I colloqui tra gli alti livelli del governo Usa e di quello russo non si sono fermati, neppure dopo la guerra in Ucraina. Lo dimostrano le frequenti conversazioni tra il segretario alla Difesa, Lloyd Austin, e il ministro Sergey Shoigu; l’ultima è avvenuta a fine ottobre. La hotline tra i due dicasteri è stata creata nel marzo scorso. Il famoso telefono rosso di kennediana memoria che collega Mosca e Washington, che non è un telefono, ma una linea di comunicazione sicura e diretta tra le due capitali, è invece più che attivo che mai, come ha confermato il Consigliere per la sicurezza nazionale Usa, Jake Sullivan.


(Foto: TASS/Sipa USA)
La de-escalation, di fronte al rischio di un conflitto nucleare, resta la priorità numero uno della Casa Bianca. E sulla stampa statunitense è iniziata anche a circolare la notizia che l’amministrazione Biden avrebbe invitato il governo ucraino a superare il niet assoluto al negoziato con Putin, certificato da un decreto firmato dal presidente Volodymyr Zelensky in seguito alle annessioni illegali delle regioni di Zaporizhzhia, Kherson, Luhansk e Donetsk. Un cambio di strategia che riflette una crescente insofferenza per lo stallo che potrebbe prolungarsi a lungo in attesa di una qualsiasi svolta politica, militare o diplomatica.
Un messaggio agli alleati
Ma non sarebbero gli Stati Uniti quelli insofferenti, come spiega il Washington Post. “La richiesta dei funzionari americani – scrive il quotidiano statunitense – non ha lo scopo di spingere l’Ucraina al tavolo dei negoziati. Piuttosto, l’hanno definita un tentativo calcolato di garantire che il governo di Kiev mantenga il sostegno di altre nazioni che si trovano ad affrontare elettorati diffidenti nell’alimentare una guerra ancora per molti anni a venire”.

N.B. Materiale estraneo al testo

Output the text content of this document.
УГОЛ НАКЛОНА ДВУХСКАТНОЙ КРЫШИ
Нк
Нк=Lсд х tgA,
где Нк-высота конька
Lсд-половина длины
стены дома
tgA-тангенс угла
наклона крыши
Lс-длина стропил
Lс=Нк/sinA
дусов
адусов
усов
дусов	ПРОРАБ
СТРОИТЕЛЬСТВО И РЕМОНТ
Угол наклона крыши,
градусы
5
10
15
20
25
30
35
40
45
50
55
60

I funzionari americani, nota ancora il Post, avrebbero spiegato a Kiev che il divieto di Zelensky avrebbe allarmato diversi Paesi di Europa, Africa e America Latina, aree che più di altre hanno risentito degli effetti della guerra, in particolare sul costo del cibo, dell’energia e del carburante.
Intanto il dipartimento di Stato lavora freneticamente insieme agli altri rami del governo americano per garantire la sicurezza dei suoi cittadini all’estero, mentre il Pentagono dal primo giorno di guerra offre crescenti rassicurazioni a tutti gli alleati su possibili colpi di mano russi e si è fatto custode dell’ordine europeo tutelato dalla Nato. L’articolo 5 del Patto atlantico resta sacro per Washington. Ma il compromesso diventa sempre più inevitabile, pena il rischio di uno sconvolgimento eccessivo dell’ordine globale dato dal rischio di una guerra di logoramento dal destino sempre più incerto.